I doubt it would have been construed as equal to the written Torah before 70 (this might have sounded definitely blasphemous back then).
I agree, this does sound really anachronistic. About the prominence of the Pharisees before AD 70, what do you think of the value of Mark which was probably published in the years immediately after AD 70? The Pharisees appear therein as a significant group, particularly as disputants with Jesus about legal matters (cf. 2:24, 3:6, 7:1-5, 8:11, 15, 10:2, 12:13), and on the matter of fasting the disciples of John of Baptist are compared to them in 2:18. Whether or not the Pharisees were important before AD 70, they seem to have been important for the author of Mark. One of the really striking things about Mark is how the Pharisees are mentioned together with the "Herodians" in 3:6, 8:15, and 12:13, whereas Matthew and Luke omit each reference to the Herodians (in one instance, Matthew replaces "Herodians" with "Sadducees"; cf. Matthew 16:6 = Mark 8:15), save Matthew 22:15-16. Of course, these scenes are very unrealistic (the more Hellenistic Herodians and Pharisees were not on good terms), the lack of knowledge of Judean geography, the niceties of rabbinical debates and other facts indicate that Mark was written by a Gentile or a diaspora Jew with somewhat limited knowledge of Judea but who knew that the Pharisees, the Herodians, and the Sadducees were important groups in the country, and since he wrote before the Pharisees established themselves as the predominant sect of Judaism, this would seem to corroborate Josephus, unless Mark had similar aims for mentioning the Pharisees.

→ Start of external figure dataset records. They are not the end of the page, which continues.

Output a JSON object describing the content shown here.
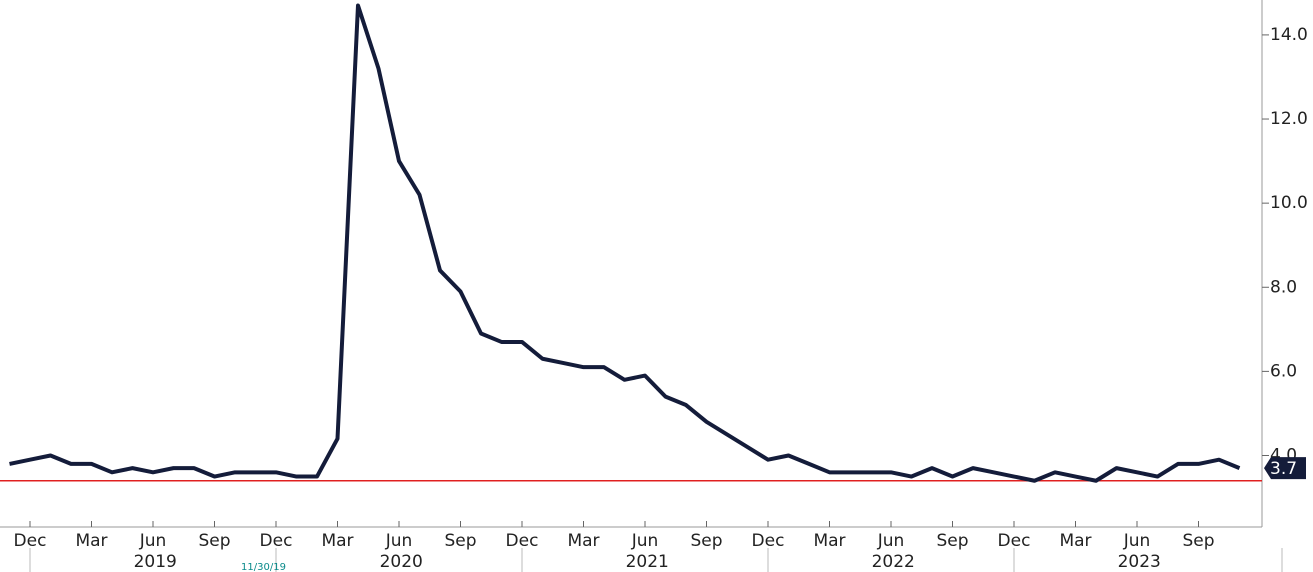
{
  "chart_data": {
    "type": "line",
    "categories": [
      null,
      "Dec",
      null,
      null,
      "Mar",
      null,
      null,
      "Jun",
      null,
      null,
      "Sep",
      null,
      null,
      "Dec",
      null,
      null,
      "Mar",
      null,
      null,
      "Jun",
      null,
      null,
      "Sep",
      null,
      null,
      "Dec",
      null,
      null,
      "Mar",
      null,
      null,
      "Jun",
      null,
      null,
      "Sep",
      null,
      null,
      "Dec",
      null,
      null,
      "Mar",
      null,
      null,
      "Jun",
      null,
      null,
      "Sep",
      null,
      null,
      "Dec",
      null,
      null,
      "Mar",
      null,
      null,
      "Jun",
      null,
      null,
      "Sep",
      null,
      null
    ],
    "x_groups": [
      "2019",
      "2020",
      "2021",
      "2022",
      "2023"
    ],
    "values": [
      3.8,
      3.9,
      4.0,
      3.8,
      3.8,
      3.6,
      3.7,
      3.6,
      3.7,
      3.7,
      3.5,
      3.6,
      3.6,
      3.6,
      3.5,
      3.5,
      4.4,
      14.7,
      13.2,
      11.0,
      10.2,
      8.4,
      7.9,
      6.9,
      6.7,
      6.7,
      6.3,
      6.2,
      6.1,
      6.1,
      5.8,
      5.9,
      5.4,
      5.2,
      4.8,
      4.5,
      4.2,
      3.9,
      4.0,
      3.8,
      3.6,
      3.6,
      3.6,
      3.6,
      3.5,
      3.7,
      3.5,
      3.7,
      3.6,
      3.5,
      3.4,
      3.6,
      3.5,
      3.4,
      3.7,
      3.6,
      3.5,
      3.8,
      3.8,
      3.9,
      3.7
    ],
    "color": "#141c3a",
    "reference_line": {
      "value": 3.4,
      "color": "#e02020"
    },
    "annotation": "11/30/19",
    "ylim": [
      2.3,
      14.83
    ],
    "yticks": [
      {
        "value": 4,
        "label": "4.0"
      },
      {
        "value": 6,
        "label": "6.0"
      },
      {
        "value": 8,
        "label": "8.0"
      },
      {
        "value": 10,
        "label": "10.0"
      },
      {
        "value": 12,
        "label": "12.0"
      },
      {
        "value": 14,
        "label": "14.0"
      }
    ]
  }
}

One interesting thing about the Sadducees is the anti-sacrificial rhetoric in some of the writings of Law-observant Jewish-Christians. The Gospel of the Ebionites has the following logion which was probably inspired by the statement in Matthew 12:7 ("I desire mercy and not sacrifice"): "I have come to do away with sacrifices, and if you don't cease from sacrificing, the wrath of God will not cease from you" (cf. Epiphanius, Panarion 30.16.4f). This statement echoes Jesus' statement in Matthew 5:17 that he was come to "fulfill" the Law, not abolish it, and the reference to God's wrath for not putting an end to sacrifice sounds a lot like an allusion to the destruction of the Temple cult in AD 70. A very similar viewpoint can be found in the Ascents of James. There, sacrifice was permitted by God until the arrival of the True Prophet who abolished it and the failure of Jews to stop their habit of sacrificing led to the war against them:
"And with these things he also set apart a place for them in which alone it was permitted to offer sacrifices. All of this was promulgated to them until a more convenient time should come, when they would be able to understand that God desires mercy and not sacrifices. Then that Prophet who declares these things will be sent to them, and those who believe in him will be led by the wisdom of God to the strong place of the land, which is for the living. There they will be preserved from the war which will shortly come to their own destruction upon those who because of their division do not obey. But this war did not come hastily or suddenly, as even before the arrival of the coming Prophet they had been prepared for the abolition of sacrifices...The time arrived in which that Prophet who had been proclaimed beforehand by Moses was revealed. At his coming, because of the mercy of God he first warned them to cease and desist from sacrificing. But lest they suppose within themselves that they were being deprived of the forgiveness of their sins through the sacrifices, and this be troublesome to them, he appointed baptism by water for the forgiveness of sins" (Ascents of James, Syriac version, 1.37-39).
It looks like at least for some Law-observant Jewish Christians, the memory of the Sadducees remained useful as an example of a group who exacted punishment for failing to follow the True Prophet (though the passage refers only generally to those persist in the sacrificial cult).